The best advice, put one foot in front of the other and keep going. Word of mouth is a great way to advertise as well. 

A great place to get CHEAP but very professional business cards for your site is: VISTA PRINT, about $15/1500 cards. 1 cent each. You can't print them yourself for that price! When I make a shirt, even if a customer buys 5-10...I make sure I attach a business card to each and every one with a tiny gold safety pin. Get those at Walmart...a bag of 300 for $2.95 in the sewing dept. It's something tangible for a customer to keep around or pass out to a friend. Works for me!

Ok, I've rambled enough. Good luck girl...sounds like a great new and fresh idea! Go with it and may the force of God be with you!
Gail


----------



## saltybeachdianne (Oct 17, 2007)

Gail - great information...I just ordered some cards from Vistaprint. And will head out to Walmart later. I imagine it will be S L O W, but the reality will probably hurt, like cold water in your face. Thank you for the honesty. 

I am glad to see another female out there in tshirt land. This site seems to be filled with successful and informative men and i have been wondering...Do Girls wear tshirts anymore? Where are we? Or are they so successful they don't need forums. Ha Ha.
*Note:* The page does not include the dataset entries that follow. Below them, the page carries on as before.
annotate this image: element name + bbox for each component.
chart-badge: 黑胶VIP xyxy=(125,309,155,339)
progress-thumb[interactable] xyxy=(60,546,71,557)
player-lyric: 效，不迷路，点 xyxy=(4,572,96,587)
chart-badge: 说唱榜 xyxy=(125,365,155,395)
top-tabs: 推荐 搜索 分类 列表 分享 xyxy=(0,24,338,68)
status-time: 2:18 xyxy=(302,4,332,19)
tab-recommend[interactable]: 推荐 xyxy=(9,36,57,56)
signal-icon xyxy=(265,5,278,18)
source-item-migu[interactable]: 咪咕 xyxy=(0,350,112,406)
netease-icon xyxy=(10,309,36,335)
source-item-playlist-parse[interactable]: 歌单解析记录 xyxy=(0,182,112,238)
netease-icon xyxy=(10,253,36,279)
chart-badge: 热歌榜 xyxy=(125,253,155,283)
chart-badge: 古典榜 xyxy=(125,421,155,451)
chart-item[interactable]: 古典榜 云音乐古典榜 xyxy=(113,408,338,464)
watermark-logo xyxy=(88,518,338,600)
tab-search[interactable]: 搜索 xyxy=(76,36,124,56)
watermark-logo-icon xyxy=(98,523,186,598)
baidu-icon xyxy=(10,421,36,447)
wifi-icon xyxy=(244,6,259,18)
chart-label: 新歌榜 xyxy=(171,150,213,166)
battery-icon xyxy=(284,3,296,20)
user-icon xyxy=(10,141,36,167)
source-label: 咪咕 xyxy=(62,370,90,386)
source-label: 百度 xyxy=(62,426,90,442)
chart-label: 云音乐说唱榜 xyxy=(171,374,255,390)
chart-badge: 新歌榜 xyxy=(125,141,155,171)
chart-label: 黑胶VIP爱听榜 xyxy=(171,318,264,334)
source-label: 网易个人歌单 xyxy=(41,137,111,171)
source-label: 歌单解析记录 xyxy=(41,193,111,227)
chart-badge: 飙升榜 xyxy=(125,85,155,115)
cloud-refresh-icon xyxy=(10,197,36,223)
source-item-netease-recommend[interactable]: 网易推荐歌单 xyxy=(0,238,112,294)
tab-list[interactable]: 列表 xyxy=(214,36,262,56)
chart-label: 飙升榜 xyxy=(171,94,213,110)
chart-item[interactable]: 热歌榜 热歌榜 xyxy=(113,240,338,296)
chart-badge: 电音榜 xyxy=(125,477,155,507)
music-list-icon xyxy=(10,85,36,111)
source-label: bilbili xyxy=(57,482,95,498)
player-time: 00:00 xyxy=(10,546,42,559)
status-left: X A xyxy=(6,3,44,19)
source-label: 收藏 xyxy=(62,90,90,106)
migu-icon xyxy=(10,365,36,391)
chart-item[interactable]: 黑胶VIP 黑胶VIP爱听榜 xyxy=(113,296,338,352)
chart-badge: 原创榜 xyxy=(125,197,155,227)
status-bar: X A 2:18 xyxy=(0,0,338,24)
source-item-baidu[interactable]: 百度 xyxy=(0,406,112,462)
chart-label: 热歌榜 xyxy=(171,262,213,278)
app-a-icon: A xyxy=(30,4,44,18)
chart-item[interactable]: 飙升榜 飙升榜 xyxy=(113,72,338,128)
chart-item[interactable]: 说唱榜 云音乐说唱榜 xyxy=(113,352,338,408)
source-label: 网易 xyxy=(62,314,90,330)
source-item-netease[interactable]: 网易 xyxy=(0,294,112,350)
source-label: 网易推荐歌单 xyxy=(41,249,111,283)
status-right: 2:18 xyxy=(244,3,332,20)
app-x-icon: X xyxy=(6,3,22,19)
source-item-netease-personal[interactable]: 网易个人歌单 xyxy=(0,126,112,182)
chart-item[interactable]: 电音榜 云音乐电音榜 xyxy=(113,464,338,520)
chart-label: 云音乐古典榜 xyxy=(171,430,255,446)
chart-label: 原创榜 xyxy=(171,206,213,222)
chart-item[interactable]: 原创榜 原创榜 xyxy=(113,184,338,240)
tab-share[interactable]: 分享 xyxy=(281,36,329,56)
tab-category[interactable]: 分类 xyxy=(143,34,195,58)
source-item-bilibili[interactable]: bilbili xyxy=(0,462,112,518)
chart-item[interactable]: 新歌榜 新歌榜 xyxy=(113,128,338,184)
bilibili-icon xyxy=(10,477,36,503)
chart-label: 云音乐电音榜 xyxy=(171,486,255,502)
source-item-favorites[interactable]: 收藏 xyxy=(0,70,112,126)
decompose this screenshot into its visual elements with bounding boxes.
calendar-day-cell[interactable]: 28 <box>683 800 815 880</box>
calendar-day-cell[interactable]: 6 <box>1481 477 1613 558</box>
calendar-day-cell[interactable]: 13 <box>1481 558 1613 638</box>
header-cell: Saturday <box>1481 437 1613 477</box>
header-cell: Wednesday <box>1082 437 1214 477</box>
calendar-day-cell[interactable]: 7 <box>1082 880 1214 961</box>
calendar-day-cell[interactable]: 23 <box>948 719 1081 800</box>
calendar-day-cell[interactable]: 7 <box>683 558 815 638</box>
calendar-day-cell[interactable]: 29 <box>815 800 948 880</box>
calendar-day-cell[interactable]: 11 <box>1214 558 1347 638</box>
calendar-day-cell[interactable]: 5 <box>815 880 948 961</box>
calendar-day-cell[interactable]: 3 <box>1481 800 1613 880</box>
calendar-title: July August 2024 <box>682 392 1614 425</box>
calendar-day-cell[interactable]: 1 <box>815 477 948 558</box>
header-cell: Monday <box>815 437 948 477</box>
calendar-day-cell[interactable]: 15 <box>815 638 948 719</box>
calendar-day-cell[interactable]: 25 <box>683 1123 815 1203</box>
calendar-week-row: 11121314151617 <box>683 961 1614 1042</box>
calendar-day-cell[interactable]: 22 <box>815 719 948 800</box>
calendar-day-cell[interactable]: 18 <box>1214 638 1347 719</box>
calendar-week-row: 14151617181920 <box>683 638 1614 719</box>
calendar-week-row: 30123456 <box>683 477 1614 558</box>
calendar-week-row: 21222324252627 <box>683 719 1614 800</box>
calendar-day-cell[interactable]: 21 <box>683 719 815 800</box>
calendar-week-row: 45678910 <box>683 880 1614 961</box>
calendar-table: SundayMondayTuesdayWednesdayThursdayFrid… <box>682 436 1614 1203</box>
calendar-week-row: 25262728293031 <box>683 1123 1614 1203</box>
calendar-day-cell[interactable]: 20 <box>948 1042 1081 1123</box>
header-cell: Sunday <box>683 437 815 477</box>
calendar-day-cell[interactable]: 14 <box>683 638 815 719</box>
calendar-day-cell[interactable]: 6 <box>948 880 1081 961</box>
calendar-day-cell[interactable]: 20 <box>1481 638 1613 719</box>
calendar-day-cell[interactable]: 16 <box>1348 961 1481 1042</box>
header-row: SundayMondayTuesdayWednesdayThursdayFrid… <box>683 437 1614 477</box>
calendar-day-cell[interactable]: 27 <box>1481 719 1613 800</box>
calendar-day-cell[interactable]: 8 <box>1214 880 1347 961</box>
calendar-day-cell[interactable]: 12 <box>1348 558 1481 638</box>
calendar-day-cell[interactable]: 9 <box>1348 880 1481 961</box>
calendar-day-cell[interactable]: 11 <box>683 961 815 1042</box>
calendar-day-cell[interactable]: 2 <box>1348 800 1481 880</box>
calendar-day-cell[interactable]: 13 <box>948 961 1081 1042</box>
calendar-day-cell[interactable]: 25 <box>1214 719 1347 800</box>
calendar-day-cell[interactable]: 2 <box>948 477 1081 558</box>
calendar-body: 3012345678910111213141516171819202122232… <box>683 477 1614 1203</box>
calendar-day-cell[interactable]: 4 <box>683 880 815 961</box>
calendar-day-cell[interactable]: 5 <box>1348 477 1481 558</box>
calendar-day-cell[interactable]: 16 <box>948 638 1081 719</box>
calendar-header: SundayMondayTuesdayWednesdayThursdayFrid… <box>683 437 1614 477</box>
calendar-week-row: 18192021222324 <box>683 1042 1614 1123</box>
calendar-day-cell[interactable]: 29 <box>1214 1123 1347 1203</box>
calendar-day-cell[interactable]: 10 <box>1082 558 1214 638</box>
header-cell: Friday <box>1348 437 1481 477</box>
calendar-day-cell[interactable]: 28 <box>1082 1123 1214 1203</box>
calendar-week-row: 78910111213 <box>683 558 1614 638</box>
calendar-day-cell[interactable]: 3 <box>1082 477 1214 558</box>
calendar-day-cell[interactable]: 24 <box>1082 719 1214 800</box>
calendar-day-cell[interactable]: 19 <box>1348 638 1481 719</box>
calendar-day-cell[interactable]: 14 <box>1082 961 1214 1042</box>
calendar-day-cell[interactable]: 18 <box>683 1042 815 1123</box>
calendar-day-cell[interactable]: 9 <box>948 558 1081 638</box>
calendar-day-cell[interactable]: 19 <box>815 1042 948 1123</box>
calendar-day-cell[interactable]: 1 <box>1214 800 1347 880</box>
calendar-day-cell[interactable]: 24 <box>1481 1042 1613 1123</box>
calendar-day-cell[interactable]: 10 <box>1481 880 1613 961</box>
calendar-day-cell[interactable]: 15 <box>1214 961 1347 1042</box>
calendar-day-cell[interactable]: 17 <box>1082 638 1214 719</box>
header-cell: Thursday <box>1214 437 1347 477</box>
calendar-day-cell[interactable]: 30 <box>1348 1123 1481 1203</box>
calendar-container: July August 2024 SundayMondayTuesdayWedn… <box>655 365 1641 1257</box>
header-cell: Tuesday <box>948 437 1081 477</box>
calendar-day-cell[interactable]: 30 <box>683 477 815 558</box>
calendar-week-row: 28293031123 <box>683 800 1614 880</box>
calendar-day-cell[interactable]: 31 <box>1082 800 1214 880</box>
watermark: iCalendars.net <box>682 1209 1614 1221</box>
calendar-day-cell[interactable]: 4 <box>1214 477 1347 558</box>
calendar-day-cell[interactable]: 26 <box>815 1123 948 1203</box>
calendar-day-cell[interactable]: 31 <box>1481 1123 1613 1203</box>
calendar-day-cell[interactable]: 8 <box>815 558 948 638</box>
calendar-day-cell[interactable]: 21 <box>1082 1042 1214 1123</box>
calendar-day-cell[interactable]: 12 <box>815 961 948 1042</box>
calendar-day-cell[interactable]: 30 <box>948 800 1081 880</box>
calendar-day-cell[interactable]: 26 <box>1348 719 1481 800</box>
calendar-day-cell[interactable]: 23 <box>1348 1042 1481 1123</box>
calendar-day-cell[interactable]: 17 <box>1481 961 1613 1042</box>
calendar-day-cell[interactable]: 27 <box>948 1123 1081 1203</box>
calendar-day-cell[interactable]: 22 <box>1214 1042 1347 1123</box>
I know I need advice and help, that is why I am here. 
going to check your stuff out online right now.
Thanx again!
Diane


----------



## Poe-Boy (Oct 8, 2007)

Dianne...good luck to you.
As I'm just getting started myself, I have little advice to offer for your specific question, but I wish you the best.

I'm not wanting to hijack this thread but MUST ask...where did you folks find 1500 business cards for $15? I just went to the vistaprint sight and didn't find that same deal. I'm probably overlooking it...but, I'd appreciate your help.

THANKS.


----------



## saltybeachdianne (Oct 17, 2007)

Howdy,
Once you get started on the Get started 50% off section on the home page.. they have the 250 premium business cards for free...and once you get going on the order form.. they keep offering you more and more, for a $ price plus shipping. I paid only shipping charges of 3.99 for my 250 cards....Then I heard they will send you a coupon for 25% off your next order. I could have ordered more but truly I am cutting corners, and do not anticipate needing more than 250 before Christmas. Good luck to you also! we can keep up to date on our journeys. 
Dianne


----------



## SunEmbroidery (Oct 18, 2007)

One thing you can do to get feedback about your site is to post on forums (web development forums) that allow this. If you're unsure about a particular element ask viewers to comment on that particular aspect of your web.


----------



## Rodney (Nov 3, 2004)

> I am glad to see another female out there in tshirt land. This site seems to be filled with successful and informative men and i have been wondering...Do Girls wear tshirts anymore?


There are lots of women on the forums. They don't all have gender specific usernames or post their first name identifying themselves, but they are out there


----------



## saltybeachdianne (Oct 17, 2007)

Thank you Rodney, 
I will keep my eye out for the girl tshirt designers. 
back to the trenches....
Dianne


----------



## karlking85 (Sep 26, 2007)

Dianne, I just saw your reply, thanks for the response, but I am only opening one store in Daytona.  I WISH I was opening three.


----------